Leidinggevende en ondergeschikten kunnen ook eenvoudig in een vicieuze cirkel van negativiteit en passiviteit terecht komen. Daar waar medewerkers meer passief worden, worden leidinggevenden vaak meer sturend gaat (het werk moet immers gedaan worden). Die meer sturende houding stimuleert vervolgens een meer passieve houding bij de medewerker (jij bent de baas). Beide worden bevestigd in hun gevoel. De leidinggevende in zijn gevoel dat mensen niets doen tenzij hij ze er toe beweegt. De medewerker in zijn gevoel dat hij geen controle heeft, anderen bepalen altijd voor hem of haar. 

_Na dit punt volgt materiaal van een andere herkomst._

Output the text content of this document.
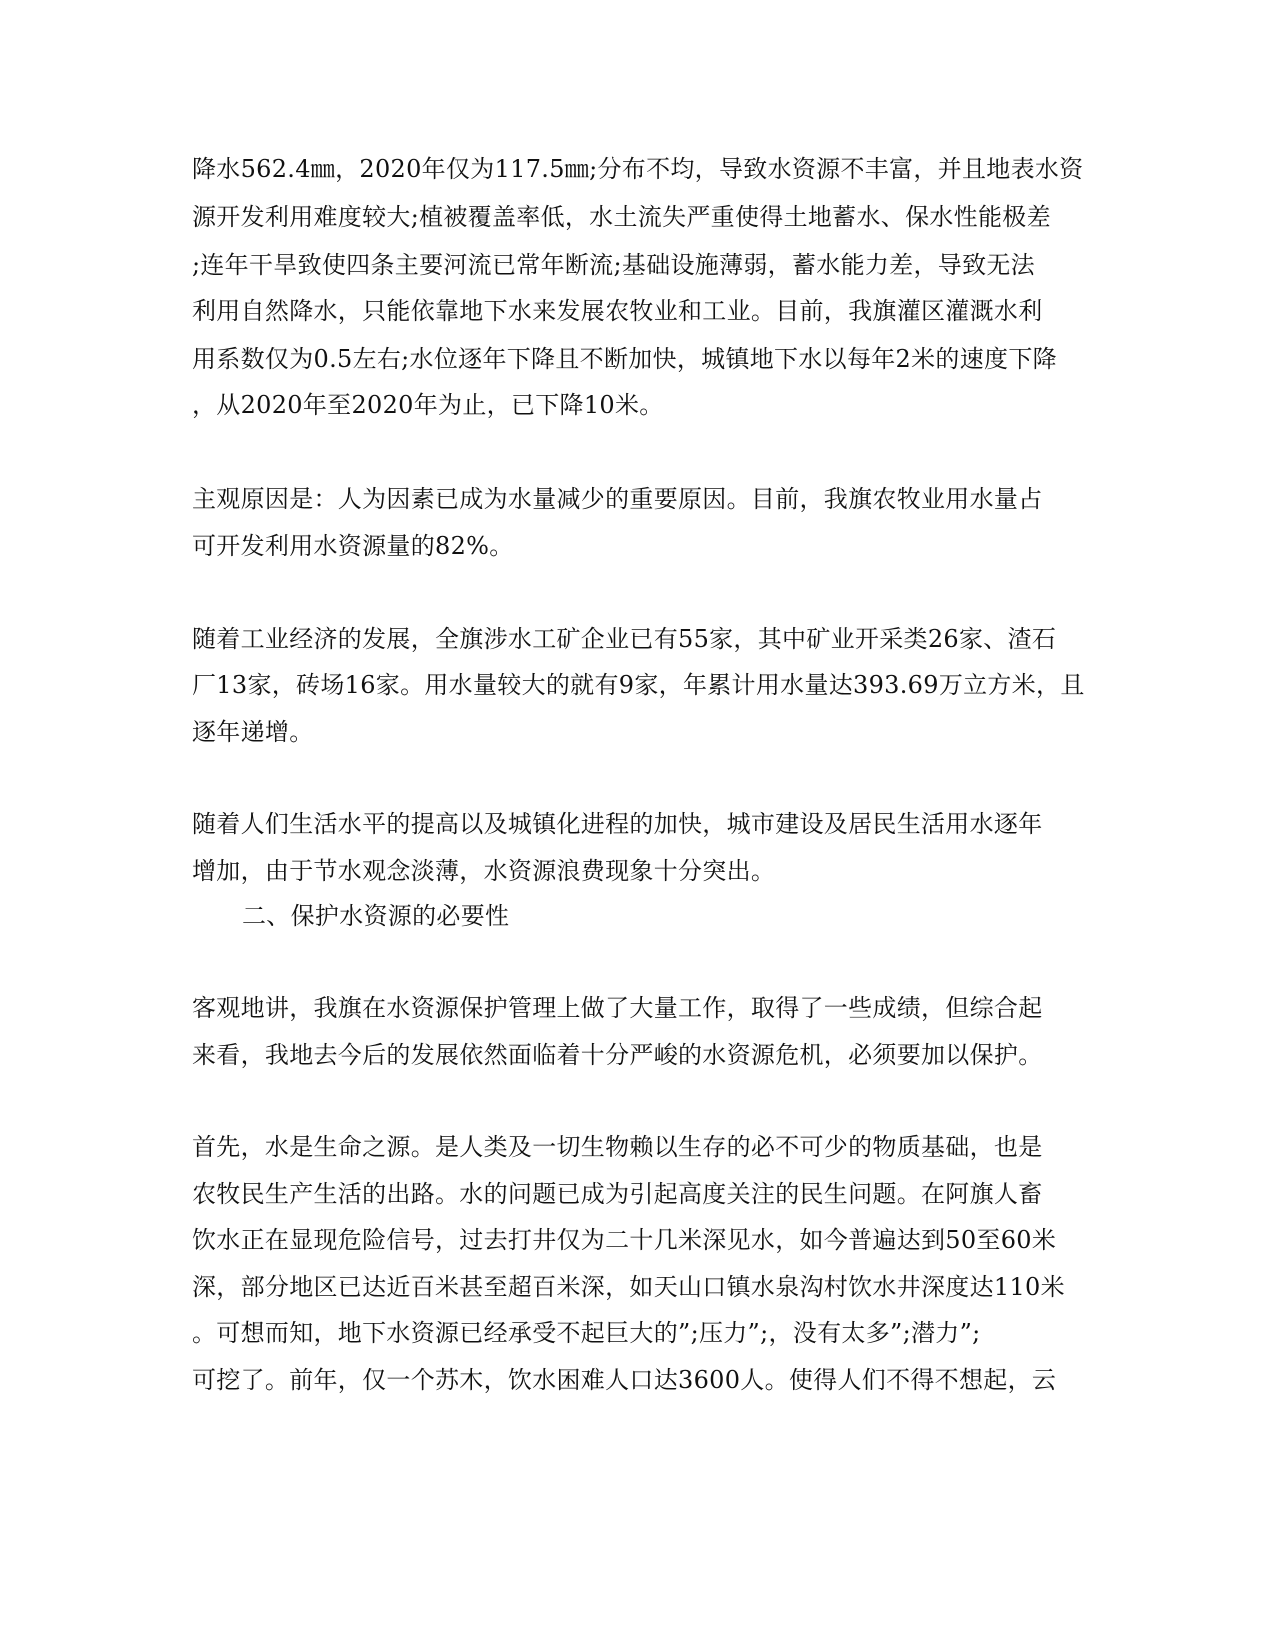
降水562.4㎜，2020年仅为117.5㎜;分布不均，导致水资源不丰富，并且地表水资
源开发利用难度较大;植被覆盖率低，水土流失严重使得土地蓄水、保水性能极差
;连年干旱致使四条主要河流已常年断流;基础设施薄弱，蓄水能力差，导致无法
利用自然降水，只能依靠地下水来发展农牧业和工业。目前，我旗灌区灌溉水利
用系数仅为0.5左右;水位逐年下降且不断加快，城镇地下水以每年2米的速度下降
，从2020年至2020年为止，已下降10米。
主观原因是：人为因素已成为水量减少的重要原因。目前，我旗农牧业用水量占
可开发利用水资源量的82%。
随着工业经济的发展，全旗涉水工矿企业已有55家，其中矿业开采类26家、渣石
厂13家，砖场16家。用水量较大的就有9家，年累计用水量达393.69万立方米，且
逐年递增。
随着人们生活水平的提高以及城镇化进程的加快，城市建设及居民生活用水逐年
增加，由于节水观念淡薄，水资源浪费现象十分突出。
二、保护水资源的必要性
客观地讲，我旗在水资源保护管理上做了大量工作，取得了一些成绩，但综合起
来看，我地去今后的发展依然面临着十分严峻的水资源危机，必须要加以保护。
首先，水是生命之源。是人类及一切生物赖以生存的必不可少的物质基础，也是
农牧民生产生活的出路。水的问题已成为引起高度关注的民生问题。在阿旗人畜
饮水正在显现危险信号，过去打井仅为二十几米深见水，如今普遍达到50至60米
深，部分地区已达近百米甚至超百米深，如天山口镇水泉沟村饮水井深度达110米
。可想而知，地下水资源已经承受不起巨大的”;压力”;，没有太多”;潜力”;
可挖了。前年，仅一个苏木，饮水困难人口达3600人。使得人们不得不想起，云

Aangeleerde hulpeloosheid is aangeleerd, dus kun je ook weer afleren.

Hulpeloosheid afleren


Aangeleerde hulpeloosheid is aangeleerd, dus kun je ook weer afleren. Iemand die hulpeloos is, schat zijn eigen controle te laag in. Dit is echter geen rationele overtuiging, maar een gevoel. Dit is een belangrijk punt, want als het een overtuiging was, dan zou je het mogelijk kunnen corrigerern met goeie argumenten. Het is echter iets veel diepers en het kan alleen verholpen worden door ervaring. In het experiment deden de wetenschappers dit door Pluto een aantal keer naar buiten te helpen. Hij moest gaan ervaren dat het mogelijk is. In een organisatie is dit uiteraard iets complexer. Hier drie niveaus waarop hulpeloosheid kan worden gereduceerd in een organisatie:


1. Leiderschap


Als leidinggevende is het belangrijk de controle die iemand denkt te hebben als uitgangspunt te nemen. Deze aanpak zie je ook steeds vaker bij burn-out, een fenomeen dat ook overlap met hulpeloosheid heeft. In plaats van iemand naar huis te sturen en te laten "uitzieken", wordt er samen met de client onderzocht hoeveel hij of zij denkt te kunnen werken. Als dit 2 uur per week is, prima. Als dit goed gaat, kunnen we het gaan hebben over vier uur. Ik noem dit graduele empowerment, stap voor stap het gevoel van controle herstellen. 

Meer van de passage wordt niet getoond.